A heartfelt welcome

Or what the prospectus didn’t tell you…


Welcome to Oxford.

The Promised Land awaits: three-four years of pretending you’re happy while your inner-self longs for a normal university experience, talking in absurdities (‘sub-fusc’, ‘scaf’, ‘sconse’, ‘matriculash’… where does it end?) and living on the edge of a work-induced breakdown.

This is the space where I should congratulate you for getting in, then reassure you that you’ll have a wonderfully fulfilling and successful time here.

Friendly welcomes aren’t really my thing

I’m afraid, however, that friendly welcomes aren’t really my thing, so allow me to offer you some much needed advice that somehow the glossy brochures failed to mention.

First and foremost: work out the cliques in college early on.

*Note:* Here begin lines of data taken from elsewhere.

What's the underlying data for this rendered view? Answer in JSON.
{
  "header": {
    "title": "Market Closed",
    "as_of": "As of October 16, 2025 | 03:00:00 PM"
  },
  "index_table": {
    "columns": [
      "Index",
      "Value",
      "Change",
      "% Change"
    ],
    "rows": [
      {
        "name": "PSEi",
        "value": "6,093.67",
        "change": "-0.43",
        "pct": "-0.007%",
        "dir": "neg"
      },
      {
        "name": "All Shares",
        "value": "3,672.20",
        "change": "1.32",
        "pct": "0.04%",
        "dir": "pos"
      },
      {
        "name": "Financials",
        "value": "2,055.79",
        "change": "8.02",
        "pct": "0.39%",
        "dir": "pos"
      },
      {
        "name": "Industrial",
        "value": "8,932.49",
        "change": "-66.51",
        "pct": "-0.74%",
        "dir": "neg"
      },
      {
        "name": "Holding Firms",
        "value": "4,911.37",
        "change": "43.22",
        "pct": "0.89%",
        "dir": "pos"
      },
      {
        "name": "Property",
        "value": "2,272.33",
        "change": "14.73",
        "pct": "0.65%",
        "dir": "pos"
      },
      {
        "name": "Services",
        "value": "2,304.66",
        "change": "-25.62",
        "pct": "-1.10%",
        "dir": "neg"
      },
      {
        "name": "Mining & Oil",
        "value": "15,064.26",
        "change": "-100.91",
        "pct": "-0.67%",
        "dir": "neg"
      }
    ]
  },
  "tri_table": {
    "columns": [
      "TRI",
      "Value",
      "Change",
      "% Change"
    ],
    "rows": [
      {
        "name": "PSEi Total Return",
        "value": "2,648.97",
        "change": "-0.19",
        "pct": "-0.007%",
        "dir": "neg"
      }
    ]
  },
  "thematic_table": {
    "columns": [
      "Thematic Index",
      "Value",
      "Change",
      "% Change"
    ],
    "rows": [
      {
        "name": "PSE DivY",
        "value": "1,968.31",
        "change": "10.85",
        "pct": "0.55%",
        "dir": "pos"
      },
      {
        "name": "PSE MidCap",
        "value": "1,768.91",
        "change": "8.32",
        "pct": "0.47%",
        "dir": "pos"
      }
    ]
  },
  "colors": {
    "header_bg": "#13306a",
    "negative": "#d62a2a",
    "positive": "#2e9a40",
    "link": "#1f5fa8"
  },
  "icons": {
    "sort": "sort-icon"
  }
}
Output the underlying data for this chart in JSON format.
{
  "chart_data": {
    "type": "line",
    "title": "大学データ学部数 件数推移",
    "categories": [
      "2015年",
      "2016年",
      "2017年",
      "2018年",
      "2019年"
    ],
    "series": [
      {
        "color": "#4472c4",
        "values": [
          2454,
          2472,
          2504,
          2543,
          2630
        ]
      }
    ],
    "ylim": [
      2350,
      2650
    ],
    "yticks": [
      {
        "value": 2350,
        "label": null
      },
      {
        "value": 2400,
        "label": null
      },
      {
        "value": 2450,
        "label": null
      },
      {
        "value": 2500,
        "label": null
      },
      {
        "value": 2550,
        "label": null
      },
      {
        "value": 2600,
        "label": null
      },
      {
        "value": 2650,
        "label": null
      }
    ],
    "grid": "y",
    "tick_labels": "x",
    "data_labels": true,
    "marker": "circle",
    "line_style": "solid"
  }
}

In an ideal world, we’d all mingle as equals in an academic bubble of like-minded communitarianism.

Something to aim for..

The reality is that your college will no doubt be filled with jocks, Eton boys, Eton girls (girls who allow themselves to be treated like veritable road kill by the Eton types for the sake of social standing), geeks, pot-heads, role-players, scrabblers, “poon slayers”, do-gooders, moochers, “I can’t go outside because the sun gives me headaches”-ers…. ad infinitum (think I’ll give my imagination a break).

Who knows, maybe you’ll find some mates amongst this rabble, but for now, be attentive.

Secondly: remember that there’s a world outside of Oxford.

And it doesn’t give a shit about your essay crisis, your drunken crewdate antics, or your perceived impoverishment (but Daddy, I only have an iphone 4!).

Just do your essay, stop trying to be a lad, and if you think you’re poor, go talk to one of the numerous tramps around Oxford and see how you compare.

Cardinal rule: be suspicious, very suspicious.

Hacks, despite their friendly and approachable exterior, are heartless robots that will make you crave the complete erosion of democracy if only it would stop them from badgering you.

Second/third year being overly friendly? They want something of you/to put something in you. Expect the worst.

Finally: be nice to your scout.

Goes without saying really. Even if he does hoard your most beloved possessions over the course of the year before publicly leaving it out in a box entitled: “Unclaimed property, help yourself” (it happens).

But the reason you should treat him/her well should really be because you’re a decent person, not because you require room service to match that of your maid back home.